Of the total 334 candidates who will be fighting in the 36 Assembly seats of Mumbai, only 31 candidates are women, or just 9.3 per cent. Only 21 of the 36 Mumbai constituencies have a woman candidate.
Both the BJP and the Congress have fielded only three candidates. The BJP, which is contesting on 17 seats, has renominated three of its sitting women MLAs with Manisha Chaudhary contesting from Dahisar, Bharti Lavekar from Versova and Vidya Thakur from Goregaon.
The Congress, which is fighting on 29 seats, has fielded only three women candidates. It has fielded sitting MLA Varsha Gaikwad from Dharavi, Manisha Suryawanshi from Ghatkopar East and Dr Ajanta Yadav from Kandivali East.
The Shiv Sena, which is contesting on 19 seats, has given ticket to only one woman candidate nominating Yamini Jadhav. The NCP, which is contesting on six seats, has given nomination to Vidya Chavan from Dindoshi.

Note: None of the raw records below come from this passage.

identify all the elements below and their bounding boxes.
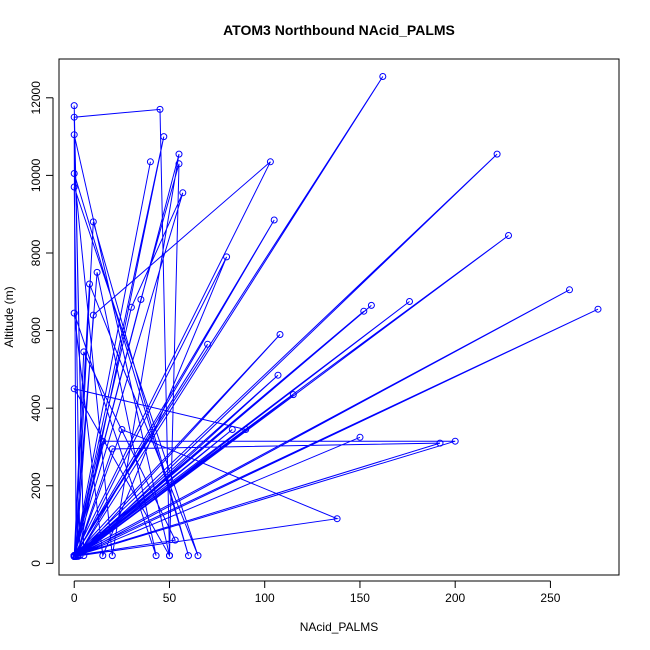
data-point: [242, 426, 250, 433]
plot-area-border: [58, 58, 620, 576]
x-tick-label: 0: [71, 591, 78, 605]
y-tick-label: 2000: [29, 472, 43, 499]
x-tick-label: 100: [255, 591, 275, 605]
data-point: [89, 218, 97, 226]
data-point: [70, 385, 78, 393]
y-tick-label: 12000: [29, 81, 43, 115]
x-tick-label: 250: [540, 591, 560, 605]
data-point: [367, 301, 375, 309]
data-point: [70, 102, 78, 110]
data-point: [566, 286, 573, 294]
data-point: [137, 296, 145, 303]
data-point: [436, 439, 444, 447]
data-point: [185, 552, 192, 560]
data-point: [70, 170, 78, 177]
data-point: [108, 552, 116, 560]
data-point: [360, 307, 368, 315]
data-point: [80, 348, 88, 356]
y-tick-label: 0: [29, 560, 43, 567]
data-point: [99, 437, 107, 445]
x-tick-label: 50: [163, 591, 177, 605]
data-point: [166, 552, 173, 560]
data-point: [93, 268, 101, 276]
data-point: [175, 150, 183, 158]
data-point: [406, 298, 413, 305]
data-point: [156, 105, 164, 113]
data-point: [289, 391, 297, 399]
x-axis-label: NAcid_PALMS: [300, 620, 378, 634]
data-point: [108, 445, 116, 453]
data-point: [70, 552, 78, 560]
data-point: [74, 552, 82, 560]
data-point: [228, 426, 236, 433]
data-point: [160, 133, 168, 141]
data-point: [194, 552, 202, 560]
data-point: [274, 371, 282, 379]
y-tick-label: 10000: [29, 158, 43, 192]
chart-title: ATOM3 Northbound NAcid_PALMS: [223, 22, 455, 38]
data-point: [118, 426, 126, 433]
y-axis: 0 2000 4000 6000 8000 10000 12000: [29, 81, 54, 567]
data-point: [266, 158, 274, 166]
data-point: [276, 331, 284, 338]
data-point: [86, 280, 93, 288]
data-point: [594, 305, 602, 313]
data-point: [493, 150, 501, 158]
data-point: [89, 311, 97, 319]
x-axis: 0 50 100 150 200 250: [71, 580, 561, 605]
data-point: [175, 160, 183, 168]
x-tick-label: 150: [350, 591, 370, 605]
data-point: [152, 552, 160, 560]
data-point: [356, 433, 364, 441]
data-series: [70, 73, 602, 560]
data-point: [70, 131, 78, 139]
data-point: [70, 183, 78, 191]
y-tick-label: 8000: [29, 239, 43, 266]
data-point: [451, 437, 459, 445]
series-line: [73, 76, 599, 558]
data-point: [505, 232, 512, 239]
y-axis-label: Altitude (m): [2, 286, 16, 347]
data-point: [204, 340, 212, 348]
data-point: [270, 216, 278, 224]
data-point: [70, 113, 78, 121]
data-point: [223, 253, 231, 261]
data-point: [379, 73, 387, 80]
data-point: [127, 303, 135, 311]
y-tick-label: 4000: [29, 395, 43, 422]
data-point: [99, 552, 107, 560]
data-point: [333, 515, 341, 523]
y-tick-label: 6000: [29, 317, 43, 344]
x-tick-label: 200: [445, 591, 465, 605]
data-point: [179, 189, 187, 197]
data-point: [171, 536, 179, 544]
data-point: [146, 158, 154, 166]
data-point: [70, 309, 78, 317]
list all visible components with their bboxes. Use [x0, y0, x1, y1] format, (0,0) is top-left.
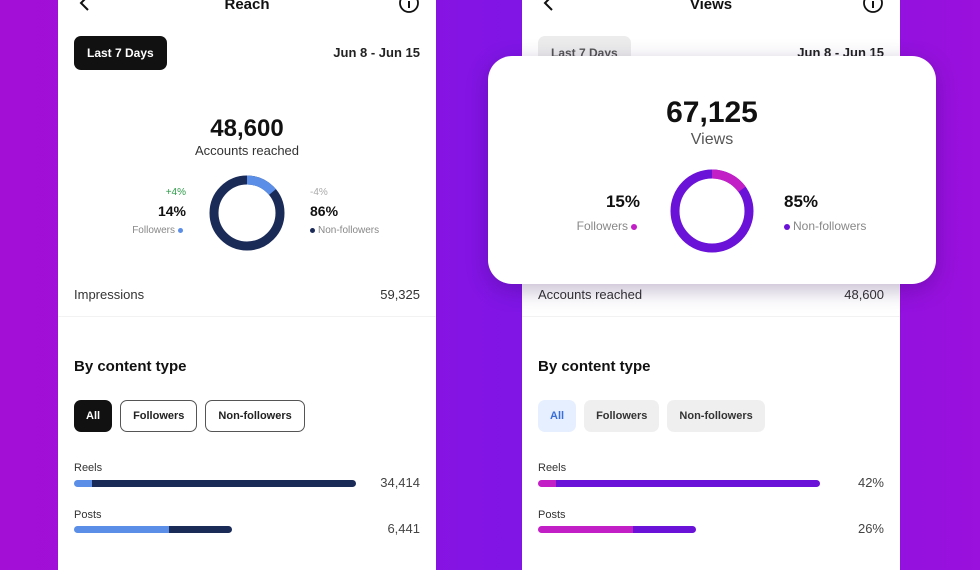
- accounts-reached-total: 48,600: [210, 115, 284, 142]
- nonfollowers-legend-label: Non-followers: [318, 225, 380, 236]
- followers-legend: Followers: [132, 225, 186, 236]
- filter-nonfollowers-button[interactable]: Non-followers: [205, 400, 305, 432]
- reach-screen: Reach Last 7 Days Jun 8 - Jun 15 48,600 …: [58, 0, 436, 570]
- accounts-reached-label: Accounts reached: [538, 287, 643, 302]
- views-donut-chart: [670, 169, 754, 253]
- date-filter-button[interactable]: Last 7 Days: [74, 36, 167, 70]
- filter-followers-button[interactable]: Followers: [584, 400, 660, 432]
- posts-bar-followers: [538, 526, 633, 533]
- views-total: 67,125: [666, 96, 758, 129]
- screen-title: Reach: [224, 0, 270, 13]
- filter-nonfollowers-button[interactable]: Non-followers: [667, 400, 765, 432]
- filter-all-button[interactable]: All: [74, 400, 113, 432]
- accounts-reached-label: Accounts reached: [194, 143, 300, 158]
- followers-legend: Followers: [577, 219, 640, 233]
- section-title: By content type: [74, 358, 187, 375]
- reels-bar-followers: [74, 480, 92, 487]
- nonfollowers-legend-label: Non-followers: [793, 219, 867, 233]
- reels-label: Reels: [538, 462, 567, 474]
- followers-change: +4%: [165, 187, 186, 198]
- posts-bar: [538, 526, 696, 533]
- nonfollowers-percent: 86%: [310, 203, 339, 219]
- posts-label: Posts: [74, 509, 102, 521]
- date-range-text: Jun 8 - Jun 15: [333, 45, 420, 60]
- nonfollowers-change: -4%: [310, 187, 328, 198]
- impressions-value: 59,325: [380, 287, 420, 302]
- back-arrow-icon[interactable]: [540, 0, 558, 12]
- section-title: By content type: [538, 358, 651, 375]
- date-range-row: Last 7 Days Jun 8 - Jun 15: [74, 36, 420, 70]
- info-icon[interactable]: [398, 0, 420, 14]
- nonfollowers-percent: 85%: [784, 192, 819, 211]
- reels-bar-nonfollowers: [92, 480, 356, 487]
- views-label: Views: [690, 131, 734, 148]
- content-filter-group: All Followers Non-followers: [74, 400, 305, 432]
- posts-label: Posts: [538, 509, 566, 521]
- back-arrow-icon[interactable]: [76, 0, 94, 12]
- followers-percent: 15%: [605, 192, 640, 211]
- posts-bar-followers: [74, 526, 169, 533]
- info-icon[interactable]: [862, 0, 884, 14]
- top-bar: Reach: [58, 0, 436, 16]
- followers-legend-label: Followers: [132, 225, 175, 236]
- reels-bar-followers: [538, 480, 556, 487]
- screen-title: Views: [689, 0, 733, 13]
- reels-bar: [538, 480, 820, 487]
- content-filter-group: All Followers Non-followers: [538, 400, 765, 432]
- donut-followers-arc: [670, 169, 754, 253]
- posts-bar-nonfollowers: [169, 526, 232, 533]
- impressions-label: Impressions: [74, 287, 145, 302]
- nonfollowers-dot-icon: [310, 227, 315, 233]
- divider: [522, 316, 900, 317]
- accounts-reached-row[interactable]: Accounts reached 48,600: [538, 287, 884, 302]
- followers-dot-icon: [631, 223, 637, 230]
- reach-donut-chart: [209, 175, 285, 251]
- filter-followers-button[interactable]: Followers: [120, 400, 198, 432]
- impressions-row[interactable]: Impressions 59,325: [74, 287, 420, 302]
- reels-label: Reels: [74, 462, 103, 474]
- accounts-reached-value: 48,600: [844, 287, 884, 302]
- reels-value: 34,414: [380, 475, 420, 490]
- posts-bar-nonfollowers: [633, 526, 696, 533]
- nonfollowers-legend: Non-followers: [310, 225, 379, 236]
- reels-value: 42%: [857, 475, 884, 490]
- top-bar: Views: [522, 0, 900, 16]
- posts-value: 6,441: [387, 521, 420, 536]
- posts-bar: [74, 526, 232, 533]
- followers-percent: 14%: [157, 203, 186, 219]
- nonfollowers-legend: Non-followers: [784, 219, 866, 233]
- nonfollowers-dot-icon: [784, 223, 790, 230]
- filter-all-button[interactable]: All: [538, 400, 577, 432]
- followers-dot-icon: [178, 227, 183, 233]
- followers-legend-label: Followers: [576, 219, 628, 233]
- reels-bar-nonfollowers: [556, 480, 820, 487]
- reels-bar: [74, 480, 356, 487]
- donut-followers-arc: [209, 175, 285, 251]
- views-summary-card: 67,125 Views 15% Followers 85% Non-follo…: [488, 56, 936, 284]
- divider: [58, 316, 436, 317]
- posts-value: 26%: [857, 521, 884, 536]
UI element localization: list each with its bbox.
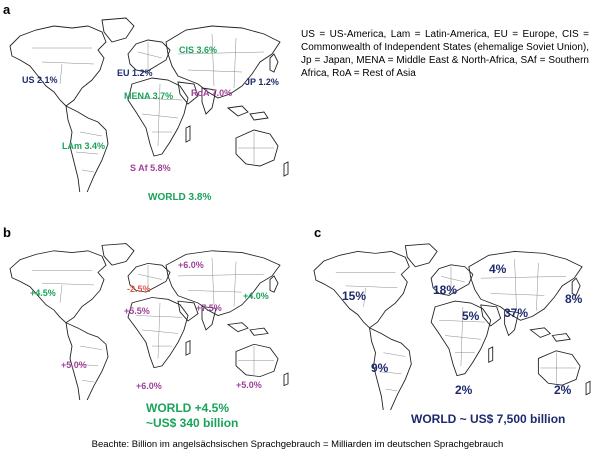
panel-c-label-oceania: 2%	[554, 383, 572, 397]
panel-b-world-total: WORLD +4.5%	[146, 401, 230, 415]
panel-b-label-mena: +5.5%	[124, 306, 150, 316]
panel-a-label-jp: JP 1.2%	[245, 77, 279, 87]
panel-c-label-lam: 9%	[371, 361, 389, 375]
panel-c-label-na: 15%	[342, 289, 367, 303]
panel-b-label-lam: +5.0%	[61, 360, 87, 370]
panel-c-label-cis: 4%	[489, 262, 507, 276]
panel-a-label-mena: MENA 3.7%	[124, 91, 174, 101]
panel-b-letter: b	[3, 225, 11, 240]
panel-a-letter: a	[3, 2, 11, 17]
panel-b-label-cis: +6.0%	[178, 260, 204, 270]
panel-a-label-us: US 2.1%	[22, 75, 58, 85]
panel-a-label-eu: EU 1.2%	[117, 68, 153, 78]
panel-b-label-eu: -2.5%	[127, 284, 151, 294]
panel-a-label-cis: CIS 3.6%	[179, 45, 218, 55]
panel-c-world-total: WORLD ~ US$ 7,500 billion	[411, 412, 566, 426]
panel-c-label-eu: 18%	[433, 283, 458, 297]
panel-b-label-saf: +6.0%	[136, 381, 162, 391]
panel-a-label-saf: S Af 5.8%	[130, 163, 171, 173]
abbreviation-legend: US = US-America, Lam = Latin-America, EU…	[301, 29, 589, 79]
panel-b-world-map	[2, 240, 292, 400]
panel-c-letter: c	[314, 225, 322, 240]
panel-a-label-roa: RoA 7.0%	[191, 88, 233, 98]
footer-note: Beachte: Billion im angelsächsischen Spr…	[91, 439, 504, 450]
panel-b-label-roa: +7.5%	[196, 303, 222, 313]
panel-a-world-total: WORLD 3.8%	[148, 192, 212, 203]
panel-b-label-na: +4.5%	[30, 288, 56, 298]
panel-c-label-jp: 8%	[565, 292, 583, 306]
panel-b-label-jp: +4.0%	[243, 291, 269, 301]
panel-c-label-roa: 37%	[504, 306, 529, 320]
panel-a-label-lam: LAm 3.4%	[62, 141, 106, 151]
panel-b-world-value: ~US$ 340 billion	[146, 416, 239, 430]
panel-c-label-mena: 5%	[462, 309, 480, 323]
panel-c-world-map	[306, 240, 594, 410]
panel-c-label-saf: 2%	[455, 383, 473, 397]
panel-b-label-oceania: +5.0%	[236, 380, 262, 390]
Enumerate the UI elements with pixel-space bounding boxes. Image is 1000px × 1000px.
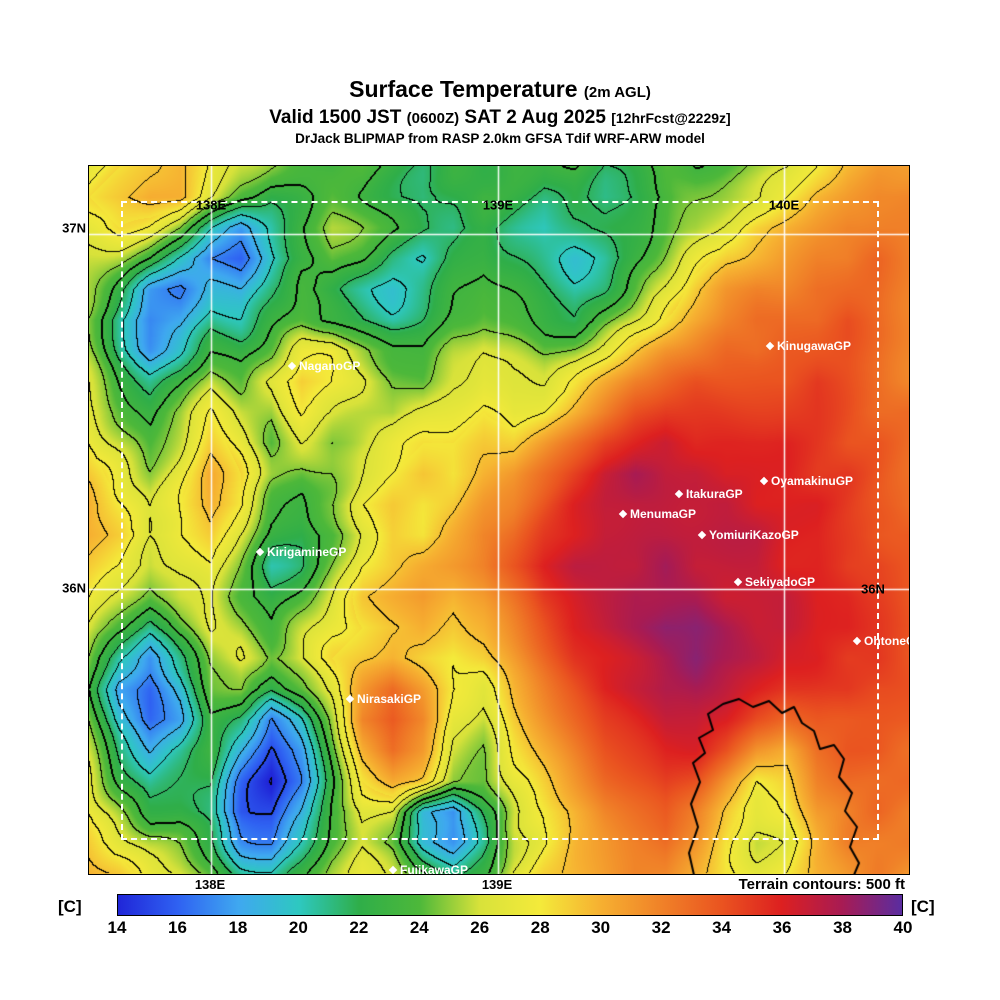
colorbar-tick: 36 — [772, 918, 792, 937]
valid-prefix: Valid 1500 JST — [269, 107, 402, 128]
title-line: Surface Temperature (2m AGL) — [0, 76, 1000, 106]
colorbar-tick: 16 — [167, 918, 187, 937]
valid-time-line: Valid 1500 JST (0600Z) SAT 2 Aug 2025 [1… — [0, 106, 1000, 130]
terrain-contours-note: Terrain contours: 500 ft — [738, 876, 905, 893]
page-title: Surface Temperature — [349, 76, 578, 102]
lon-label: 139E — [482, 197, 514, 213]
station-MenumaGP: MenumaGP — [618, 507, 697, 521]
station-label: OyamakinuGP — [771, 474, 854, 488]
station-OyamakinuGP: OyamakinuGP — [759, 474, 854, 488]
lat-label: 37N — [62, 220, 86, 236]
lon-label: 138E — [195, 197, 227, 213]
station-YomiuriKazoGP: YomiuriKazoGP — [697, 528, 799, 542]
station-NirasakiGP: NirasakiGP — [345, 692, 422, 706]
colorbar-tick: 22 — [349, 918, 369, 937]
lat-label: 36N — [62, 580, 86, 596]
station-ItakuraGP: ItakuraGP — [674, 487, 743, 501]
station-marker-icon — [759, 476, 769, 486]
header: Surface Temperature (2m AGL) Valid 1500 … — [0, 76, 1000, 148]
colorbar-tick: 40 — [893, 918, 913, 937]
station-label: OhtoneGP — [864, 634, 909, 648]
colorbar — [117, 894, 903, 916]
valid-date: SAT 2 Aug 2025 — [464, 107, 606, 128]
page-title-suffix: (2m AGL) — [583, 84, 651, 101]
station-marker-icon — [674, 489, 684, 499]
temperature-map: NaganoGP KinugawaGP OyamakinuGP ItakuraGP Me… — [88, 165, 910, 875]
station-marker-icon — [287, 361, 297, 371]
colorbar-tick: 26 — [470, 918, 490, 937]
station-KinugawaGP: KinugawaGP — [765, 339, 852, 353]
temperature-field-canvas — [89, 166, 909, 874]
station-marker-icon — [618, 509, 628, 519]
station-label: SekiyadoGP — [745, 575, 816, 589]
colorbar-tick: 32 — [651, 918, 671, 937]
colorbar-tick: 24 — [409, 918, 429, 937]
lon-label: 140E — [768, 197, 800, 213]
valid-zulu: (0600Z) — [406, 110, 460, 127]
colorbar-tick: 34 — [712, 918, 732, 937]
station-marker-icon — [733, 577, 743, 587]
lon-label: 138E — [194, 877, 226, 892]
station-marker-icon — [255, 547, 265, 557]
station-label: MenumaGP — [630, 507, 697, 521]
station-OhtoneGP: OhtoneGP — [852, 634, 909, 648]
station-marker-icon — [765, 341, 775, 351]
colorbar-tick: 20 — [288, 918, 308, 937]
station-label: ItakuraGP — [686, 487, 743, 501]
colorbar-tick: 14 — [107, 918, 127, 937]
lon-label: 139E — [481, 877, 513, 892]
model-domain-boundary — [121, 201, 879, 840]
valid-forecast: [12hrFcst@2229z] — [611, 110, 731, 126]
station-NaganoGP: NaganoGP — [287, 359, 361, 373]
station-KirigamineGP: KirigamineGP — [255, 545, 347, 559]
station-marker-icon — [388, 865, 398, 874]
station-label: FujikawaGP — [400, 863, 469, 875]
station-marker-icon — [697, 530, 707, 540]
station-label: KirigamineGP — [267, 545, 347, 559]
model-line: DrJack BLIPMAP from RASP 2.0km GFSA Tdif… — [295, 131, 705, 146]
station-label: NaganoGP — [299, 359, 361, 373]
station-SekiyadoGP: SekiyadoGP — [733, 575, 816, 589]
unit-label-right: [C] — [911, 897, 935, 916]
station-FujikawaGP: FujikawaGP — [388, 863, 469, 875]
colorbar-tick: 28 — [530, 918, 550, 937]
station-label: KinugawaGP — [777, 339, 852, 353]
colorbar-tick: 38 — [833, 918, 852, 937]
unit-label-left: [C] — [58, 897, 82, 916]
lat-label: 36N — [861, 581, 885, 597]
station-marker-icon — [852, 636, 862, 646]
station-marker-icon — [345, 694, 355, 704]
station-label: NirasakiGP — [357, 692, 422, 706]
colorbar-tick: 30 — [591, 918, 611, 937]
station-label: YomiuriKazoGP — [709, 528, 799, 542]
colorbar-tick: 18 — [228, 918, 248, 937]
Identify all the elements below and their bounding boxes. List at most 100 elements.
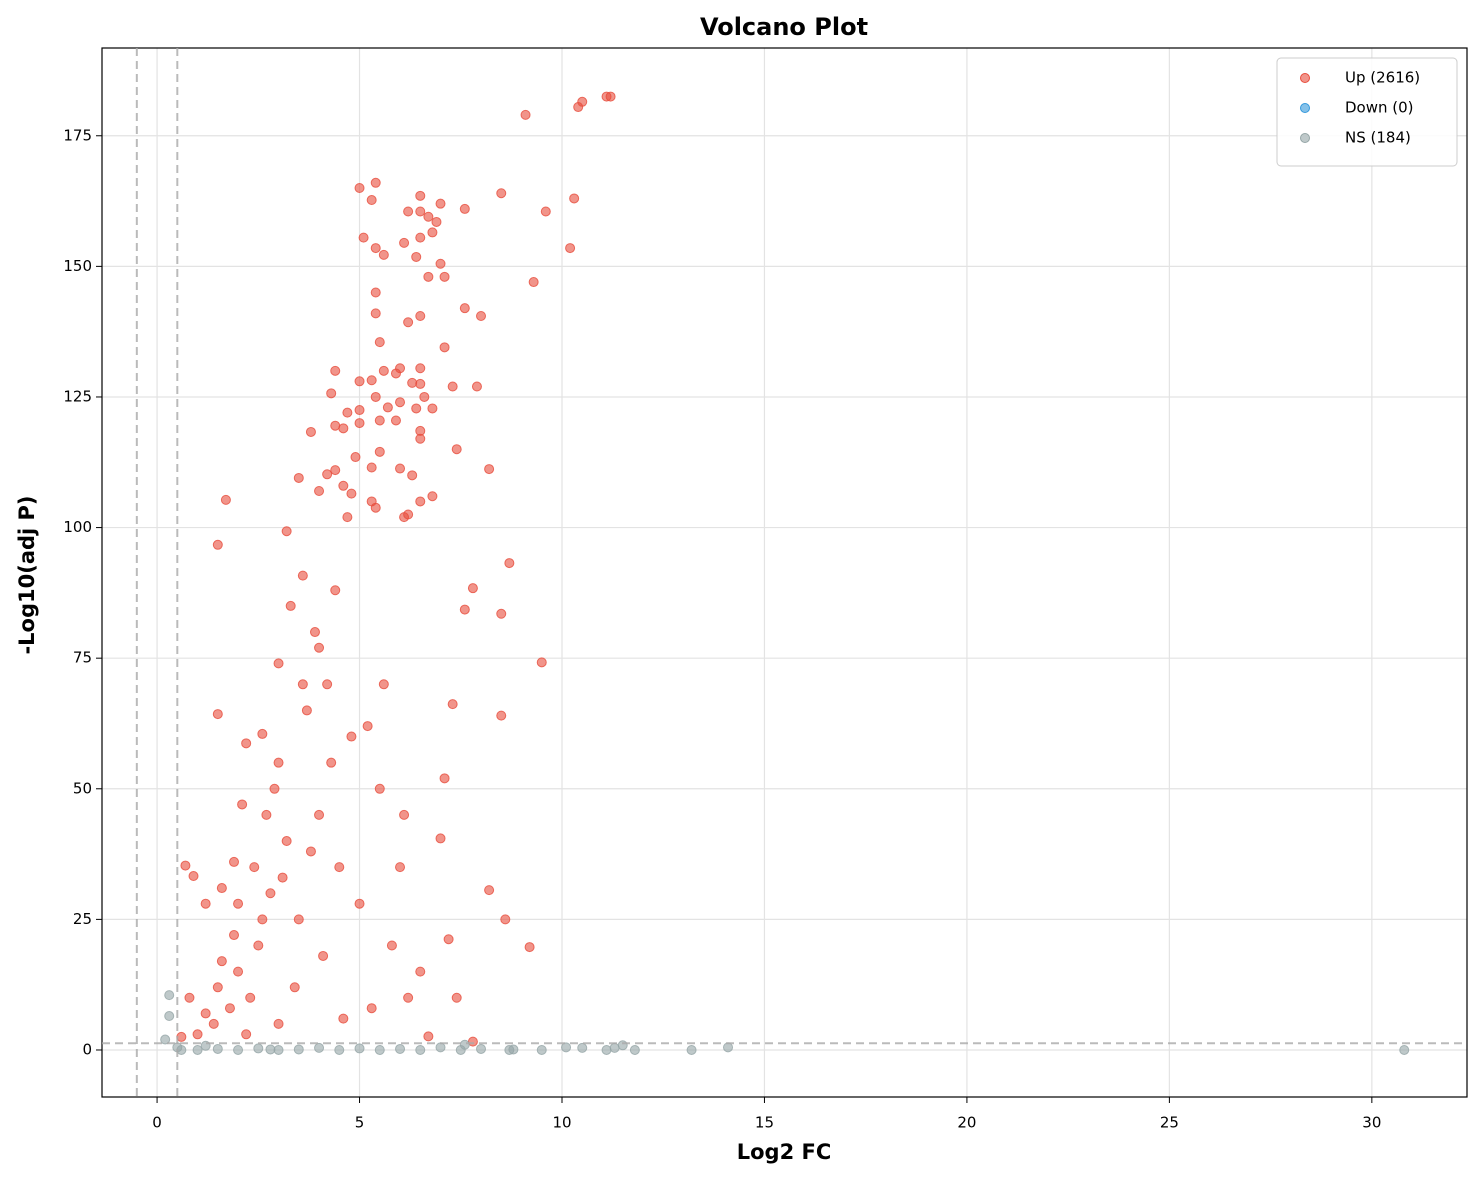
point bbox=[334, 1044, 345, 1055]
legend-marker bbox=[1300, 133, 1310, 143]
point bbox=[293, 472, 304, 483]
point bbox=[265, 1044, 276, 1055]
point bbox=[435, 1042, 446, 1053]
x-tick-label: 10 bbox=[552, 1114, 571, 1132]
point bbox=[415, 496, 426, 507]
point bbox=[342, 512, 353, 523]
point bbox=[180, 860, 191, 871]
point bbox=[273, 757, 284, 768]
legend-marker bbox=[1300, 73, 1310, 83]
point bbox=[164, 1011, 175, 1022]
point bbox=[435, 258, 446, 269]
point bbox=[366, 1003, 377, 1014]
point bbox=[237, 799, 248, 810]
point bbox=[447, 699, 458, 710]
point bbox=[415, 433, 426, 444]
point bbox=[540, 206, 551, 217]
point bbox=[192, 1029, 203, 1040]
point bbox=[281, 836, 292, 847]
point bbox=[415, 1044, 426, 1055]
point bbox=[370, 308, 381, 319]
point bbox=[629, 1044, 640, 1055]
point bbox=[273, 658, 284, 669]
point bbox=[261, 809, 272, 820]
point bbox=[459, 604, 470, 615]
point bbox=[188, 871, 199, 882]
x-tick-label: 25 bbox=[1160, 1114, 1179, 1132]
point bbox=[346, 731, 357, 742]
point bbox=[253, 940, 264, 951]
point bbox=[314, 642, 325, 653]
point bbox=[249, 862, 260, 873]
point bbox=[293, 1044, 304, 1055]
point bbox=[314, 809, 325, 820]
x-tick-label: 15 bbox=[755, 1114, 774, 1132]
point bbox=[390, 415, 401, 426]
y-tick-label: 100 bbox=[63, 518, 92, 536]
point bbox=[439, 773, 450, 784]
point bbox=[314, 486, 325, 497]
point bbox=[476, 1043, 487, 1054]
point bbox=[318, 950, 329, 961]
point bbox=[354, 898, 365, 909]
point bbox=[330, 365, 341, 376]
point bbox=[233, 1044, 244, 1055]
legend: Up (2616) Down (0) NS (184) bbox=[1276, 57, 1458, 167]
point bbox=[354, 183, 365, 194]
point bbox=[269, 783, 280, 794]
point bbox=[338, 423, 349, 434]
point bbox=[200, 898, 211, 909]
point bbox=[467, 583, 478, 594]
y-tick-label: 0 bbox=[82, 1040, 92, 1058]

There are 11 independent women candidates in the fray.
The highest number of women candidates in a single constituency is in Dharavi, where three of the 11 candidates are women. They are Varsha Gaikwad of Congress, Anita Gautam of Bahujan Samaj Party and Babita Shinde, an independent.
The share of women elected representatives is low in Mumbai. The number was high in the 80s when the socialist movement was at its peak. In 1985 the city had six women MLAs.
The number has been on a decline since with Mumbai not electing a single woman MLA in 1990. The sweep of the BJP in the 2014 elections, however, saw the number of women legislators from Mumbai rise with four being elected.